On 25 Jan 2012, at 13:25, Sanne Grinovero wrote:
[cut]
>> I agree, we should not ask all replicas for the same information.
>> Asking only one is the opposite though: I think this should be a
>> configuration option to ask for any value between (1 and numOwner).
>> That's because I understand it might be beneficial to ask to more than
>> one node immediately,
> why is it more beneficial to ask multiple members than a single one? I guess it
doesn't have to do with consistency, as in that case it would be required (vs
beneficial).
> Is it because one of the nodes might reply faster? I'm not that sure that
compensates the burden of numOwner-1 additional RPCs, but a benchmark will tell us just
that.
One node might be busy doing GC and stay unresponsive for a whole
second or longer, another one might be actually crashed and you didn't
know that yet, these are unlikely but possible.
All these are possible but I would
rather consider them as exceptional situations, possibly handled by a retry logic. We
should *not* optimise for that these situations IMO.
Thinking about our last performance results, we have avg 26k gets per second. Now with
numOwners = 2, these means that each node handles 26k *redundant* gets every second:
I'm not concerned about the network load, as Bela mentioned in a previous mail the
network link should not be the bottleneck, but there's a huge unnecessary activity in
OOB threads which should rather be used for releasing locks or whatever needed. On top of
that, this consuming activity highly encourages GC pauses, as the effort for a get is
practically numOwners higher than it should be.
More likely, a rehash is in progress, you could then be asking a
node
which doesn't yet (or anymore) have the value.
this is a consistency issue and I think we can find a way to handle it some other way.
All good reasons for which imho it makes sense to send out "a couple"

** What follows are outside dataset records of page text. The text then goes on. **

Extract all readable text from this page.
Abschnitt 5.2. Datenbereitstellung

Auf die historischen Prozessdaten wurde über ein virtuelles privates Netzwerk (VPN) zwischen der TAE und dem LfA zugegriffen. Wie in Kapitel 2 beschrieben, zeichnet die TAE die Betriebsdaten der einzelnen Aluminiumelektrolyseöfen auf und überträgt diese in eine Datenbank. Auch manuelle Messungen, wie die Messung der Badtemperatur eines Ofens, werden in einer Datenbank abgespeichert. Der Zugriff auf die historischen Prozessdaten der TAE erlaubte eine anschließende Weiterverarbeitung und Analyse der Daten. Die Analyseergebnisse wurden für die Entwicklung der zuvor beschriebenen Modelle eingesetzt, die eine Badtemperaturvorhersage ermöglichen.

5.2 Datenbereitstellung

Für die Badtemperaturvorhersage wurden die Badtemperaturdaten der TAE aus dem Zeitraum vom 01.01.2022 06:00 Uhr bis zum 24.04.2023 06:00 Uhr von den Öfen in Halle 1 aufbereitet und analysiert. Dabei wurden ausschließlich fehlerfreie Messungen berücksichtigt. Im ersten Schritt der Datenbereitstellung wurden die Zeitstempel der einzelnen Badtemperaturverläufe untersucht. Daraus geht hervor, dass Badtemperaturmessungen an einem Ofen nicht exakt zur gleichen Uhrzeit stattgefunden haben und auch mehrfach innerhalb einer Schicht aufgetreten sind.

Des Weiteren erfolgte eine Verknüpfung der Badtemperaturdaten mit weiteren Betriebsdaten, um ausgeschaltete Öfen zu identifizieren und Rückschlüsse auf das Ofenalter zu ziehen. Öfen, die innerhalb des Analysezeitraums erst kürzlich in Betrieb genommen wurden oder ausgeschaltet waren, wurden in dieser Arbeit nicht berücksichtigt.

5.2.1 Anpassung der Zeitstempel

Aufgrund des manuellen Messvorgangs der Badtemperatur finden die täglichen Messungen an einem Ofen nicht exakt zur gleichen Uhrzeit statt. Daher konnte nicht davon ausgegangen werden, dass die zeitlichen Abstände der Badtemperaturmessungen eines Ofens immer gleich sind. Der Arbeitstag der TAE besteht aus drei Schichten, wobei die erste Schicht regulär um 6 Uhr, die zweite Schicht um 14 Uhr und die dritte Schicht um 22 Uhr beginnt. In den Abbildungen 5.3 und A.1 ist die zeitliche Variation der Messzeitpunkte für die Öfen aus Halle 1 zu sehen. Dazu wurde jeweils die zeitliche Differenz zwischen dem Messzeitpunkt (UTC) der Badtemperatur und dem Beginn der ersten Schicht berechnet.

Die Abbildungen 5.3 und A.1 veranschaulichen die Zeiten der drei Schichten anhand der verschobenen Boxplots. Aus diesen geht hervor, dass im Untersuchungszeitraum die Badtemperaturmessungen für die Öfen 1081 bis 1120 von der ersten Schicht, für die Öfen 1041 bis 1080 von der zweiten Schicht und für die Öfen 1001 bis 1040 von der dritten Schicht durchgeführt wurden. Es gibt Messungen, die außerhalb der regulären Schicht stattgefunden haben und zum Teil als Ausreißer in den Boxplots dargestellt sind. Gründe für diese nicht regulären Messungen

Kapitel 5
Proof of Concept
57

of requests in parallel, but I'd unlikely want to send more than 2,
and I agree often 1 might be enough.
Maybe it should even optimize for the most common case: send out just
one, have a more aggressive timeout and in case of trouble ask for the
next node.
+1
In addition, sending a single request might spare us some Future,
await+notify messing in terms of CPU cost of sending the request.
it's the
remote OOB thread that's the most costly resource imo.